Unfortunately, for the army, that's not possible, according to Martin Wegener, of the Karlsruhe Institute of Technology in Germany.
"Complete invisibility of macroscopic objects for all visible colors is fundamentally impossible," Martin told the New Scientist.
So the army will have to settle for “stealth fabrics.” It has requested all the companies manufacturing such materials to get in touch and is hoping to test the first prototypes within 18 months.
One option is "metamaterials," which are highly adaptive and uniquely structured at the microscopic level. First demonstrated in 2006, metamaterials can bend light around the wearer, essentially making them "invisible" from certain angles.
At worst, it is looking for something that can make soldiers "shadowless" in certain wavelengths – and is turning to lab-created materials for the solution.
According to the army's specifications, the uniforms must work in all temperatures, weather conditions and terrains – preferably without a power supply – while still being integrated with the rest of a soldier's equipment.
Some firms claim they already have the technology, including Canadian camouflage manufacturer Hyperstealth Biotechnology. CEO Guy Cramer said he demonstrated metamaterial camouflage to US military scientists last year, and that the new project will allow him to move forward with it.

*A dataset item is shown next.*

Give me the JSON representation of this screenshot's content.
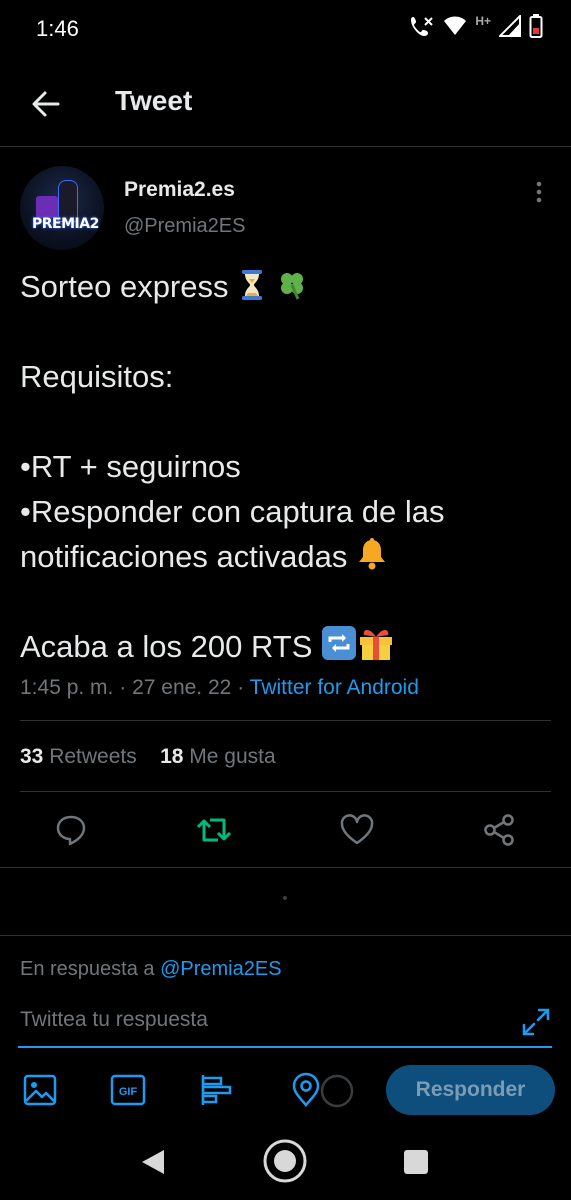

But Hyperstealth is being coy about the material, so far not releasing details about the technology behind it.
"What's the holdup on our Quantum Stealth (Light Bending material)?" the firm wrote. "The US military needed to put in place the requirement, without that requirement we were not allowed to work with them."
Contractors will demonstrate the feasibility of their approach in the first six months of the program. Those selected for the following one-year phase will submit ten prototype uniforms for testing.